Cada uno de estos hechos merece una reflexión por si mismo, porque cada uno de ellos nos interpela, en el fondo, acerca de los criterios de justicia imperante.  Porque, al final del día, de eso se trata todo: ¿es justo procesar al General Cheyre como cómplice de crímenes ocurridos hace 43 años en el regimiento de La Serena, cuando él era teniente en esa unidad militar?  ¿es justo que una persona con la carrera funcionaria de doña Miryam Olate jubile con más de 5 millones de pesos mensuales? ¿es justo que los contribuyentes paguen la educación de todos los estudiantes universitarios?

A pesar de lo diferente que, a primera vista, parecen cada uno de estos hechos, la verdad es que tienen un hilo conductor, los tres son expresión de una misma realidad que se canaliza y expresa en el plano judicial (el procesamiento), en el administrativo (la jubilación) y en el propiamente político (el proyecto de ley).

Pierre Bordieu, el sociólogo francés que fue un verdadero ícono de la izquierda intelectual de la segunda mitad del siglo XX, sostenía que la disputa política no hacía otra cosa que representar las diferencias entre las posiciones dominantes y las posiciones dominadas en una sociedad.  Esto es lo que, en una semana, hemos visto de manera brutalmente concreta.

La posición dominante se expresó simultáneamente y en distintos planos, llevando al límite la supremacía de poder social y cultural de la izquierda, por sobre las posiciones dominadas que identifican a los sectores de oposición al gobierno de la Nueva Mayoría.

El vocero de la Corte Suprema, Ministro Milton Juica, a propósito del procesamiento del General Cheyre, dijo que los jueces “no se dejan presionar por nadie”.  Pero el problema no es ese, sino que los jueces están inmersos en un sistema social y esas posiciones dominantes, de las que hablaba Bordieu, los influyen de la misma manera que influyen a todos los actores sociales.

La historia ya se escribió de una cierta manera y los hechos de violencia que ocurrieron en el contexto de la crisis de nuestra democracia, que colapsó en 1973, son juzgados histórica, política y jurídicamente, como un cuartelazo más, completamente desvinculados de la realidad en que se dieron. El propio General Cheyre, en su momento, pidió perdón unilateralmente en su condición de Comandante en Jefe del Ejército, colocando con ello un eslabón más a la misma cadena que hoy lo aprisiona.

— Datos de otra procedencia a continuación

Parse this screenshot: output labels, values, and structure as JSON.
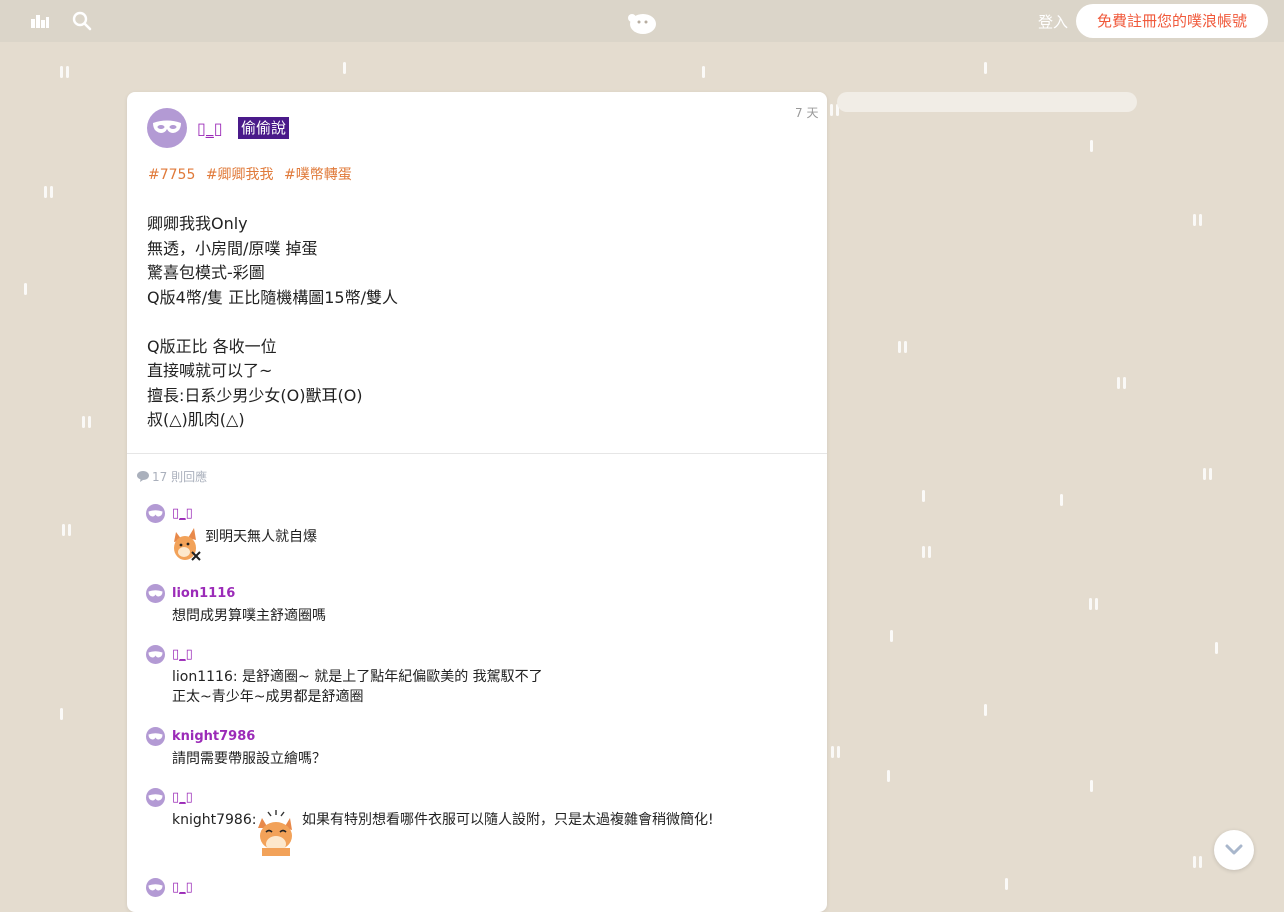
{
  "topbar": {
    "login_label": "登入",
    "register_label": "免費註冊您的噗浪帳號"
  },
  "post": {
    "author": "▯_▯",
    "badge": "偷偷說",
    "time": "7 天",
    "tags": [
      "#7755",
      "#卿卿我我",
      "#噗幣轉蛋"
    ],
    "body": "卿卿我我Only\n無透，小房間/原噗 掉蛋\n驚喜包模式-彩圖\nQ版4幣/隻 正比隨機構圖15幣/雙人\n\nQ版正比 各收一位\n直接喊就可以了~\n擅長:日系少男少女(O)獸耳(O)\n叔(△)肌肉(△)"
  },
  "responses": {
    "count_label": "17 則回應",
    "items": [
      {
        "author": "▯_▯",
        "text": "到明天無人就自爆"
      },
      {
        "author": "lion1116",
        "text": "想問成男算噗主舒適圈嗎"
      },
      {
        "author": "▯_▯",
        "text": "lion1116: 是舒適圈~ 就是上了點年紀偏歐美的 我駕馭不了",
        "text2": "正太~青少年~成男都是舒適圈"
      },
      {
        "author": "knight7986",
        "text": "請問需要帶服設立繪嗎？"
      },
      {
        "author": "▯_▯",
        "prefix": "knight7986:",
        "text": "如果有特別想看哪件衣服可以隨人設附，只是太過複雜會稍微簡化!"
      },
      {
        "author": "▯_▯",
        "text": ""
      }
    ]
  },
  "colors": {
    "background": "#e4dccf",
    "topbar": "#dbd5c9",
    "accent_register": "#f05a3c",
    "username": "#9b2bb8",
    "badge_bg": "#4a1a8a",
    "tag": "#e07a3a",
    "avatar": "#b39ad4"
  },
  "icons": [
    "home-icon",
    "search-icon",
    "plurk-logo-icon",
    "comment-icon",
    "mask-avatar-icon",
    "chevron-down-icon"
  ]
}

Su abogado dijo que ha sido objeto de “una persecución política infame”, es verdad sin duda alguna, pero el punto es que esa persecución infame está teniendo éxito, porque las condiciones sociales, la correlación de poder, así lo han permitido.

Escribir la historia no es un privilegio menor, el que la escribe determina la interpretación del presente, como ha comprobado dolorosamente el ex Comandante en Jefe del Ejército.

¿Y la jubilación?  Es la expresión administrativa, pedestre, de la creencia instalada acerca de la legitimidad de la izquierda para administrar el poder del Estado. Esto es independiente de la popularidad, ese es un dato transitorio, accesorio, carente de lo que podríamos llamar profundidad estratégica.  La mejor expresión de esto es comparar el gobierno del Presidente Piñera con el actual.  El de Piñera se comportó y fue tratado siempre sociológicamente como un gobierno de minoría y el actual como de mayoría, a pesar de tener un 22 por ciento de aprobación y alrededor de un 70 de rechazo.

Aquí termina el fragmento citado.